The two biggest absentees of course were the late Sir Henry and the greatest example of his art, the now stud-based Frankel, whose joint impact was a major feature of the day. There was a Frankel exhibition at the track depicting many of his great moments, and due recognition of his handler’s skills and humility and modesty.
The big race, too, was in truth Frankel’s race, with the winner twice well beaten by him in previous seasons and Cirrus Des Aigles the length and a half runner up to him a year ago in the same race, Frankel’s swansong.
The close proximity of Ruler of the World in third, six lengths clear of the rest of a strong field, was relief for the supporters of 2013 Classic form. Coolmore might have had no winners on the day, but for the partners and Aidan O’Brien the trio that did run all performed excellently and will be eagerly anticipated when they come to the track next year. I thought Ruler of the World, inexperienced, suffering the worst trip and possibly on ground less than ideal, ran a blinder for a younger horse against his two well-seasoned opponents.
I also thought he would have beaten them granted an extra two furlongs, and he could easily be in the St Nicholas Abbey category as a big money-winner in the coming seasons. Kingsbarns, comfortably ahead of Ruler of the World in the Ballydoyle pecking order before suffering a spring setback, is well on the way to living up to his Racing Post Trophy triumph last year, after his third ahead of Dawn Approach in the Queen Elizabeth II Stakes, while Eye of the Storm was another to improve on previous form with his third to two older stayers in the two-mile race.
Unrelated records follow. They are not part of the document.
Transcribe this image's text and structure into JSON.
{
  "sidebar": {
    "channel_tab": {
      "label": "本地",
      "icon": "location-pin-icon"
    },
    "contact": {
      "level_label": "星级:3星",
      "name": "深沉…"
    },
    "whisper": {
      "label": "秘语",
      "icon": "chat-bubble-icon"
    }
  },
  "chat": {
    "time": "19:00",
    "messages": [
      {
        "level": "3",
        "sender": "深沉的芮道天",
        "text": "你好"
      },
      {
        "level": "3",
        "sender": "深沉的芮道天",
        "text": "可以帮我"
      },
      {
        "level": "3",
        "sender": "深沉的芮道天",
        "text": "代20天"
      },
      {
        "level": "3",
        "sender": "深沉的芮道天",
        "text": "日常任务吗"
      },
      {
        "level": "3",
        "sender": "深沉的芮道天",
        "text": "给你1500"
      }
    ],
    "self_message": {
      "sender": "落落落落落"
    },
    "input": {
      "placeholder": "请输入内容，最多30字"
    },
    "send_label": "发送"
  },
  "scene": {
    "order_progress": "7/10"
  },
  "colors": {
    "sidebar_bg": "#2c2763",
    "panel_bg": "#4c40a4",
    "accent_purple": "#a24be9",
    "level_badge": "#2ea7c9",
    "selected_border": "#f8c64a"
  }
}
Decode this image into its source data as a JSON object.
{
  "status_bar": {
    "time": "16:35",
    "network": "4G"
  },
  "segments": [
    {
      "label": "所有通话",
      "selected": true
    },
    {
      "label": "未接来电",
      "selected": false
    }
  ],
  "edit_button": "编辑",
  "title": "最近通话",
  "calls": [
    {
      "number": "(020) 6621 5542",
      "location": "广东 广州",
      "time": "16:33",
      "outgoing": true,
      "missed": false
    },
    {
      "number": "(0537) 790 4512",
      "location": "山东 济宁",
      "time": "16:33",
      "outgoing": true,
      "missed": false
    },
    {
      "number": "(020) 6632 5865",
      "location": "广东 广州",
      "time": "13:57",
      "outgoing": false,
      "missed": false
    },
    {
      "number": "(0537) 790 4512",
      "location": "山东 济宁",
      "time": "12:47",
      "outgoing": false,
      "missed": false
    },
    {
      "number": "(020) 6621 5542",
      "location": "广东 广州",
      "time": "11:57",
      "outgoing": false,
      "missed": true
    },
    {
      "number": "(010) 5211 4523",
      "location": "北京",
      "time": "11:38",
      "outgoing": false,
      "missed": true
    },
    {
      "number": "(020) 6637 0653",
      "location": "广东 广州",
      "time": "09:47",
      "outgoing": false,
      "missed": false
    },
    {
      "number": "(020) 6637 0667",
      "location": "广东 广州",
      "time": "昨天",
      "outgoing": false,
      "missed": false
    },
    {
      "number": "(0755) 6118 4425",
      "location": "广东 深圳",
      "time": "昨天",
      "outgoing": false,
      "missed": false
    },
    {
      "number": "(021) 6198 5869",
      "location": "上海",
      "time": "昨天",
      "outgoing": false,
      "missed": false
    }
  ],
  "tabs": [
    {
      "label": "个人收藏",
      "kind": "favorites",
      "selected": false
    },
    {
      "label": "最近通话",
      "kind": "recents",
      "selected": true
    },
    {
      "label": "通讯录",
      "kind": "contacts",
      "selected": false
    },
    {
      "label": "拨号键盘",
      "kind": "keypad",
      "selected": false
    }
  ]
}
The trio will be the foundation of what is sure to be a formidable team of older horses for Aidan in 2014.
I need to press on with other domestic matters, so just a paragraph to marvel at the four goals that were produced by Arsenal against Norwich. Team play, one precise header, a fine individual effort from, who else, Aaron Ramsey, then, to finish, another team spectacular. No wonder Alan Hansen, breaking off from a trademark homily, when asked if they can win the title, thought for a while and then pronounced: “No!”